Mi abuelo decía que al Dio no le gusta lo que construye, “por eso permite la destrucción y los finales”, eso pensé, cuando de pronto La Voce dejó de hablar y apareció otra mujer, flaca y de pelo corto, y se llevó a la mujer que tenía ante mis ojos, la que había permitido el juego de miradas. Y ahí supe que había terminado la lecturay en ese silencio de palabras desaparecían el negro de la corbata y las ventas móviles de cerveza y mariscos, el hombre del tic y esa mujer del pelo corto y flaca que había brotado de improviso como un payaso de caja de sorpresas; las sillas, la gente, la tienda roja del circo, el mismo La Voce se hicieron nada. Lo único que quedó delante de mis ojos fue la amplitud del río en calma y la ciudad reflejada allí. Y me pareció ver a Mohamed Imani entrando y saliendo de las aguas del río como una boya de peso incierto, con los ojos muy abiertos y asustados, sosteniendo una brújula para orientarse en el camino hacia Heidelberg, donde vivía la hermana que lo había inventado y que quizá también fuera una creación suya (de Mohamed), algo así como un espejo que mentía imágenes eternamente.

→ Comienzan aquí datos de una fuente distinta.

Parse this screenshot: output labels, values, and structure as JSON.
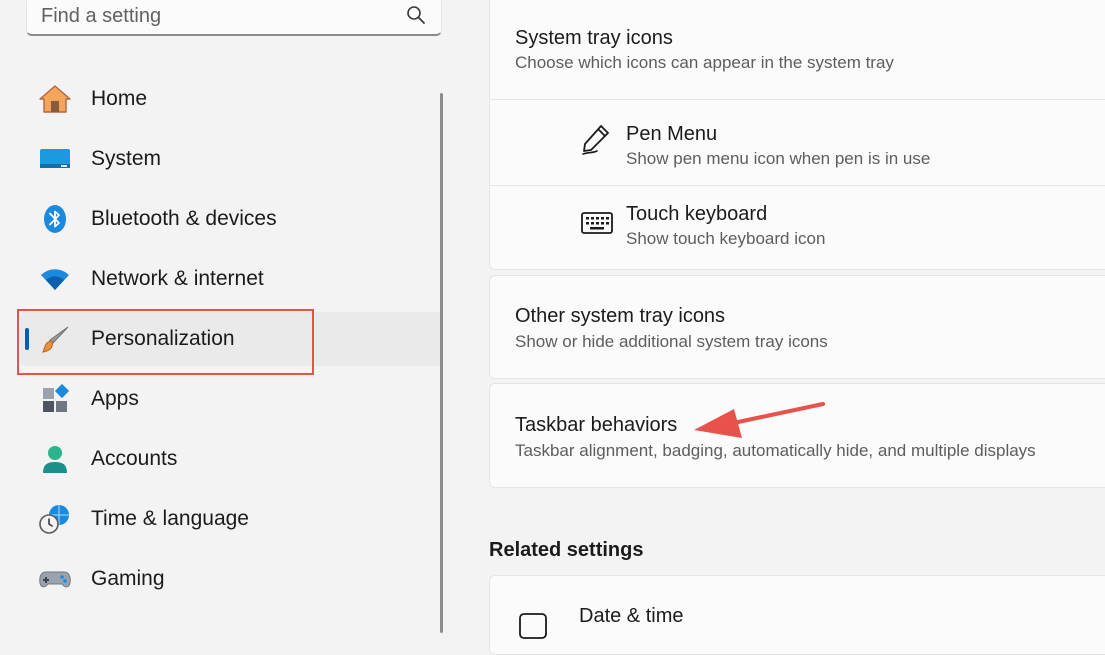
{
  "search": {
    "placeholder": "Find a setting"
  },
  "nav": {
    "items": [
      {
        "label": "Home",
        "icon": "home-icon"
      },
      {
        "label": "System",
        "icon": "monitor-icon"
      },
      {
        "label": "Bluetooth & devices",
        "icon": "bluetooth-icon"
      },
      {
        "label": "Network & internet",
        "icon": "wifi-icon"
      },
      {
        "label": "Personalization",
        "icon": "paintbrush-icon",
        "active": true
      },
      {
        "label": "Apps",
        "icon": "apps-icon"
      },
      {
        "label": "Accounts",
        "icon": "person-icon"
      },
      {
        "label": "Time & language",
        "icon": "clock-globe-icon"
      },
      {
        "label": "Gaming",
        "icon": "gamepad-icon"
      }
    ]
  },
  "content": {
    "system_tray": {
      "title": "System tray icons",
      "description": "Choose which icons can appear in the system tray",
      "items": [
        {
          "title": "Pen Menu",
          "description": "Show pen menu icon when pen is in use",
          "icon": "pen-icon"
        },
        {
          "title": "Touch keyboard",
          "description": "Show touch keyboard icon",
          "icon": "keyboard-icon"
        }
      ]
    },
    "other_tray": {
      "title": "Other system tray icons",
      "description": "Show or hide additional system tray icons"
    },
    "taskbar_behaviors": {
      "title": "Taskbar behaviors",
      "description": "Taskbar alignment, badging, automatically hide, and multiple displays"
    },
    "related_settings": {
      "heading": "Related settings",
      "items": [
        {
          "title": "Date & time",
          "icon": "calendar-clock-icon"
        }
      ]
    }
  },
  "annotations": {
    "highlight_color": "#e9524a",
    "arrow_color": "#e9524a"
  },
  "colors": {
    "accent": "#005fb8",
    "background": "#f3f3f3",
    "card": "#fbfbfb"
  }
}
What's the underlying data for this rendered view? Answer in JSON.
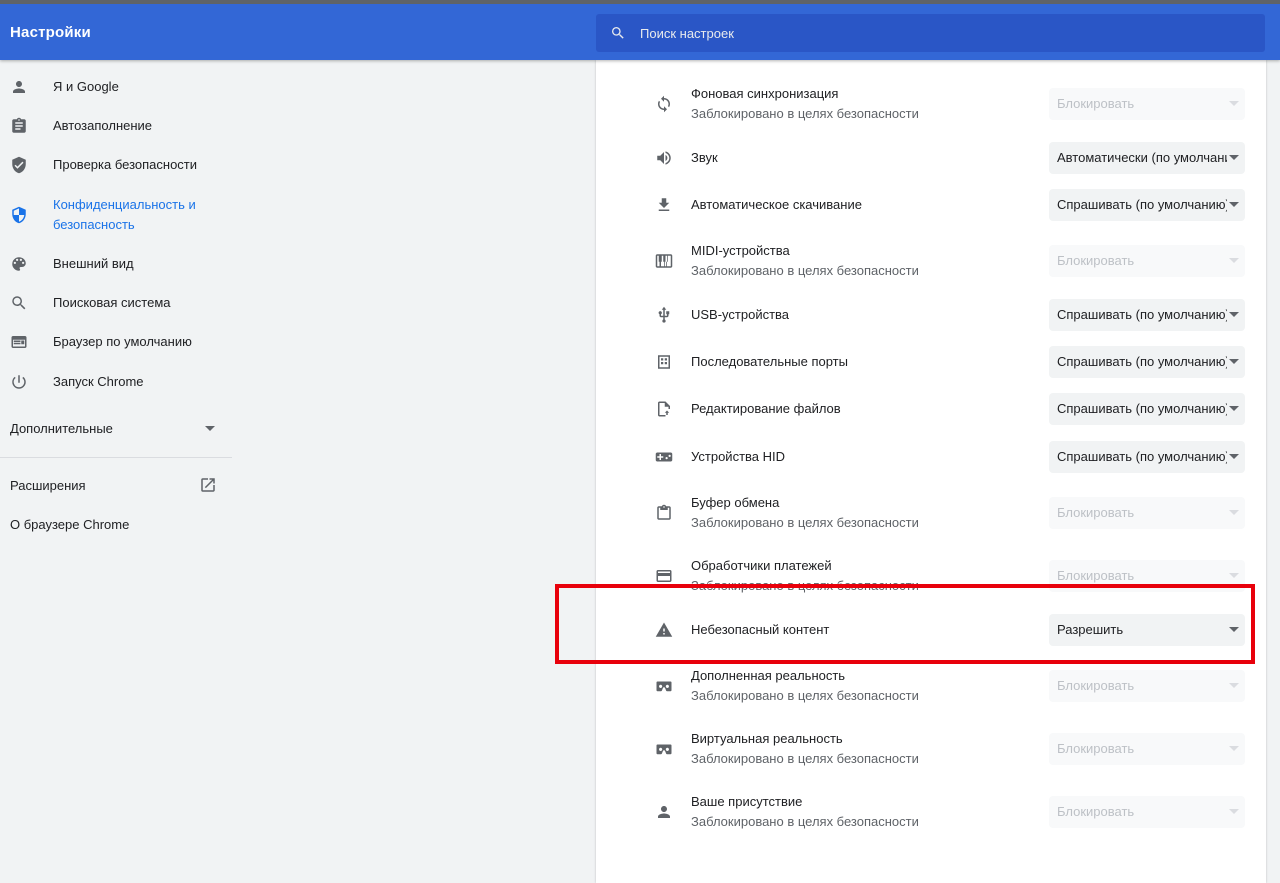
{
  "app": {
    "title": "Настройки"
  },
  "search": {
    "placeholder": "Поиск настроек",
    "icon": "search-icon"
  },
  "sidebar": {
    "items": [
      {
        "label": "Я и Google",
        "icon": "person-icon",
        "active": false
      },
      {
        "label": "Автозаполнение",
        "icon": "clipboard-list-icon",
        "active": false
      },
      {
        "label": "Проверка безопасности",
        "icon": "shield-check-icon",
        "active": false
      },
      {
        "label": "Конфиденциальность и безопасность",
        "icon": "shield-icon",
        "active": true
      },
      {
        "label": "Внешний вид",
        "icon": "palette-icon",
        "active": false
      },
      {
        "label": "Поисковая система",
        "icon": "search-icon",
        "active": false
      },
      {
        "label": "Браузер по умолчанию",
        "icon": "browser-icon",
        "active": false
      },
      {
        "label": "Запуск Chrome",
        "icon": "power-icon",
        "active": false
      }
    ],
    "advanced": {
      "label": "Дополнительные",
      "icon": "chevron-down-icon"
    },
    "extensions": {
      "label": "Расширения",
      "icon": "open-in-new-icon"
    },
    "about": {
      "label": "О браузере Chrome"
    }
  },
  "content": {
    "rows": [
      {
        "title": "Фоновая синхронизация",
        "subtitle": "Заблокировано в целях безопасности",
        "value": "Блокировать",
        "disabled": true,
        "icon": "sync-icon"
      },
      {
        "title": "Звук",
        "subtitle": "",
        "value": "Автоматически (по умолчанию)",
        "disabled": false,
        "icon": "volume-icon"
      },
      {
        "title": "Автоматическое скачивание",
        "subtitle": "",
        "value": "Спрашивать (по умолчанию)",
        "disabled": false,
        "icon": "download-icon"
      },
      {
        "title": "MIDI-устройства",
        "subtitle": "Заблокировано в целях безопасности",
        "value": "Блокировать",
        "disabled": true,
        "icon": "piano-icon"
      },
      {
        "title": "USB-устройства",
        "subtitle": "",
        "value": "Спрашивать (по умолчанию)",
        "disabled": false,
        "icon": "usb-icon"
      },
      {
        "title": "Последовательные порты",
        "subtitle": "",
        "value": "Спрашивать (по умолчанию)",
        "disabled": false,
        "icon": "serial-port-icon"
      },
      {
        "title": "Редактирование файлов",
        "subtitle": "",
        "value": "Спрашивать (по умолчанию)",
        "disabled": false,
        "icon": "file-edit-icon"
      },
      {
        "title": "Устройства HID",
        "subtitle": "",
        "value": "Спрашивать (по умолчанию)",
        "disabled": false,
        "icon": "gamepad-icon"
      },
      {
        "title": "Буфер обмена",
        "subtitle": "Заблокировано в целях безопасности",
        "value": "Блокировать",
        "disabled": true,
        "icon": "clipboard-icon"
      },
      {
        "title": "Обработчики платежей",
        "subtitle": "Заблокировано в целях безопасности",
        "value": "Блокировать",
        "disabled": true,
        "icon": "credit-card-icon"
      },
      {
        "title": "Небезопасный контент",
        "subtitle": "",
        "value": "Разрешить",
        "disabled": false,
        "icon": "warning-icon"
      },
      {
        "title": "Дополненная реальность",
        "subtitle": "Заблокировано в целях безопасности",
        "value": "Блокировать",
        "disabled": true,
        "icon": "vr-headset-icon"
      },
      {
        "title": "Виртуальная реальность",
        "subtitle": "Заблокировано в целях безопасности",
        "value": "Блокировать",
        "disabled": true,
        "icon": "vr-headset-icon"
      },
      {
        "title": "Ваше присутствие",
        "subtitle": "Заблокировано в целях безопасности",
        "value": "Блокировать",
        "disabled": true,
        "icon": "person-icon"
      }
    ]
  },
  "colors": {
    "header": "#3367d6",
    "accent": "#1a73e8",
    "highlight": "#e8000b"
  }
}
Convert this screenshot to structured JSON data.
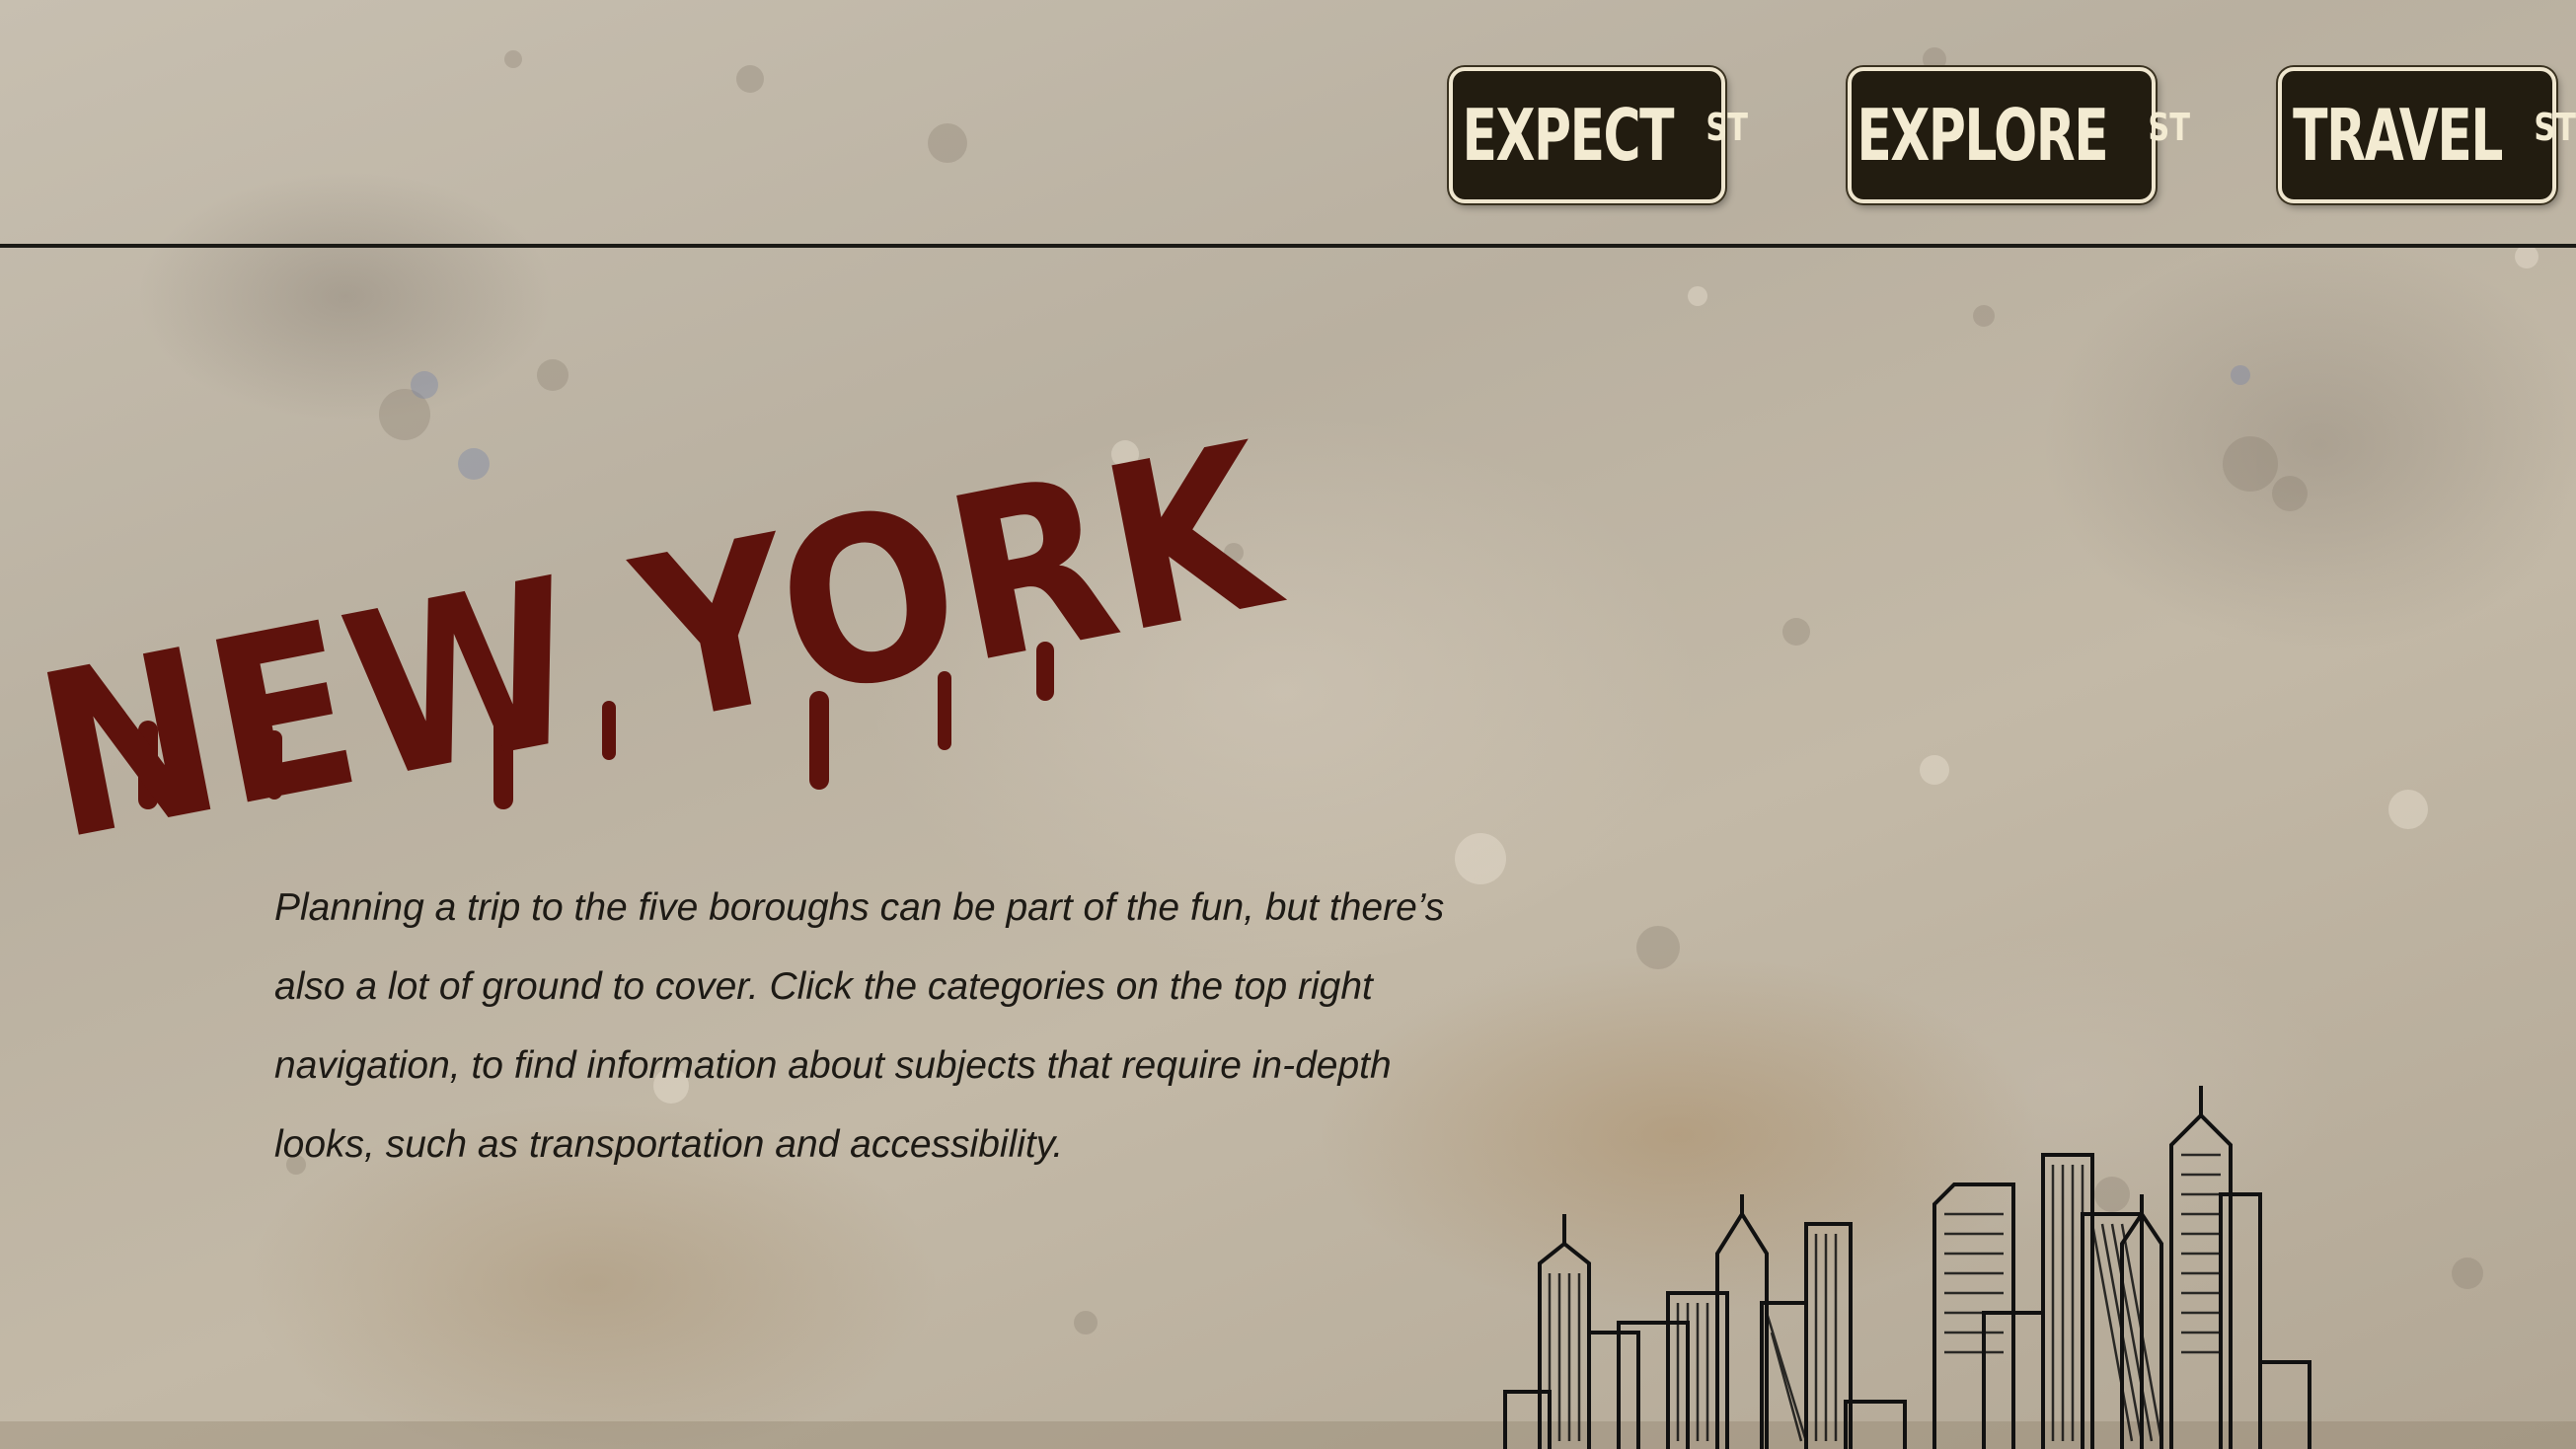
{
  "nav": {
    "items": [
      {
        "label": "EXPECT",
        "suffix": "ST"
      },
      {
        "label": "EXPLORE",
        "suffix": "ST"
      },
      {
        "label": "TRAVEL",
        "suffix": "ST"
      }
    ]
  },
  "hero": {
    "title": "NEW YORK",
    "title_color": "#5e120c",
    "description": "Planning a trip to the five boroughs can be part of the fun, but there’s also a lot of ground to cover. Click the categories on the top right navigation, to find information about subjects that require in-depth looks, such as transportation and accessibility."
  },
  "skyline": {
    "icon": "city-skyline-sketch"
  },
  "colors": {
    "sign_bg": "#221c10",
    "sign_text": "#f3ebd2",
    "background": "#bdb4a4"
  }
}
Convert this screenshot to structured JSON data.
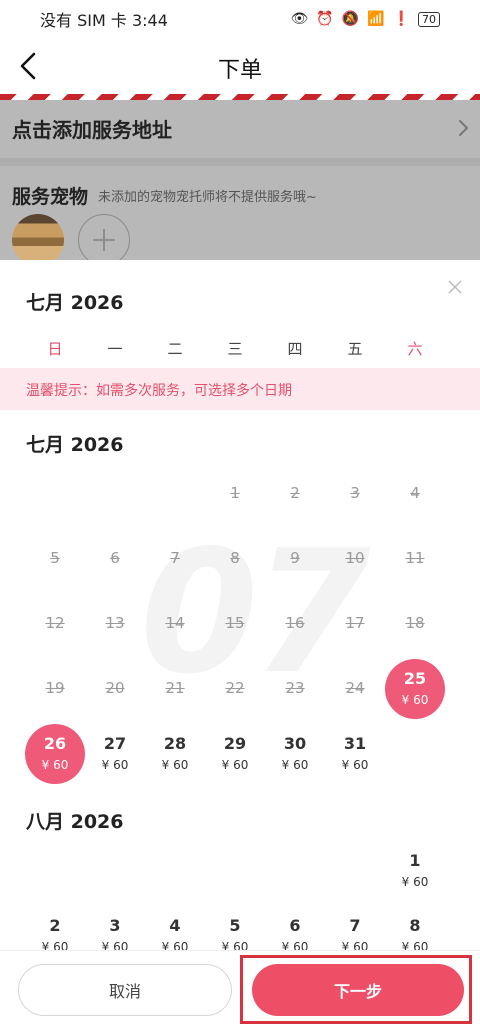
{
  "status_bar": {
    "carrier_time": "没有 SIM 卡 3:44",
    "battery": "70"
  },
  "nav": {
    "title": "下单"
  },
  "address": {
    "label": "点击添加服务地址"
  },
  "pets": {
    "title": "服务宠物",
    "hint": "未添加的宠物宠托师将不提供服务哦~"
  },
  "sheet": {
    "header_month": "七月 2026",
    "weekdays": [
      "日",
      "一",
      "二",
      "三",
      "四",
      "五",
      "六"
    ],
    "tip": "温馨提示：如需多次服务，可选择多个日期",
    "watermark": "07",
    "months": [
      {
        "title": "七月 2026",
        "days": [
          {
            "d": "1",
            "price": "",
            "state": "past"
          },
          {
            "d": "2",
            "price": "",
            "state": "past"
          },
          {
            "d": "3",
            "price": "",
            "state": "past"
          },
          {
            "d": "4",
            "price": "",
            "state": "past"
          },
          {
            "d": "5",
            "price": "",
            "state": "past"
          },
          {
            "d": "6",
            "price": "",
            "state": "past"
          },
          {
            "d": "7",
            "price": "",
            "state": "past"
          },
          {
            "d": "8",
            "price": "",
            "state": "past"
          },
          {
            "d": "9",
            "price": "",
            "state": "past"
          },
          {
            "d": "10",
            "price": "",
            "state": "past"
          },
          {
            "d": "11",
            "price": "",
            "state": "past"
          },
          {
            "d": "12",
            "price": "",
            "state": "past"
          },
          {
            "d": "13",
            "price": "",
            "state": "past"
          },
          {
            "d": "14",
            "price": "",
            "state": "past"
          },
          {
            "d": "15",
            "price": "",
            "state": "past"
          },
          {
            "d": "16",
            "price": "",
            "state": "past"
          },
          {
            "d": "17",
            "price": "",
            "state": "past"
          },
          {
            "d": "18",
            "price": "",
            "state": "past"
          },
          {
            "d": "19",
            "price": "",
            "state": "past"
          },
          {
            "d": "20",
            "price": "",
            "state": "past"
          },
          {
            "d": "21",
            "price": "",
            "state": "past"
          },
          {
            "d": "22",
            "price": "",
            "state": "past"
          },
          {
            "d": "23",
            "price": "",
            "state": "past"
          },
          {
            "d": "24",
            "price": "",
            "state": "past"
          },
          {
            "d": "25",
            "price": "¥ 60",
            "state": "selected"
          },
          {
            "d": "26",
            "price": "¥ 60",
            "state": "selected"
          },
          {
            "d": "27",
            "price": "¥ 60",
            "state": "available"
          },
          {
            "d": "28",
            "price": "¥ 60",
            "state": "available"
          },
          {
            "d": "29",
            "price": "¥ 60",
            "state": "available"
          },
          {
            "d": "30",
            "price": "¥ 60",
            "state": "available"
          },
          {
            "d": "31",
            "price": "¥ 60",
            "state": "available"
          }
        ]
      },
      {
        "title": "八月 2026",
        "days": [
          {
            "d": "1",
            "price": "¥ 60",
            "state": "available"
          },
          {
            "d": "2",
            "price": "¥ 60",
            "state": "available"
          },
          {
            "d": "3",
            "price": "¥ 60",
            "state": "available"
          },
          {
            "d": "4",
            "price": "¥ 60",
            "state": "available"
          },
          {
            "d": "5",
            "price": "¥ 60",
            "state": "available"
          },
          {
            "d": "6",
            "price": "¥ 60",
            "state": "available"
          },
          {
            "d": "7",
            "price": "¥ 60",
            "state": "available"
          },
          {
            "d": "8",
            "price": "¥ 60",
            "state": "available"
          }
        ]
      }
    ]
  },
  "footer": {
    "cancel_label": "取消",
    "next_label": "下一步"
  }
}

Me alejé del lugar y tomé por el sendero paralelo a los prostíbulos. Dos hombres pasaron por mi lado en bicicleta, lentamente, como si arrastraran la madrugada con ellos o se estuvieran llevando la noche. Después de caminar un rato, paré untaxi que me llevó a la Baustrasse sin que yo tuviera que hacer ningún esfuerzo para indicarle al chofer, un marroquí, la dirección. Quizás se me leía en la cara el sitio donde quería ir. Y allí en esa calle me paré a mirar las estrellas hasta que desaparecieron reemplazadas por un azul que se tendió por encima de las casas viejas de ese barrio que fue más dañado después de la guerra que en la guerra, cuando le sembraron edificios que no encajaban en ese paisaje barroco. Pensé en La Voce e imaginé si eso que me pasaba no eran palabras de él que me habían seguido. O si eran las de mi abuelo o las de algún libro o quizás de una piedra labrada: el mundo se construye y se destruye con palabras, esto quiere decir que aparece y desaparece en los azules, como un pez, como un ave. La mujer de la carpa roja del circo todavía permanecía en el olor de mis dedos.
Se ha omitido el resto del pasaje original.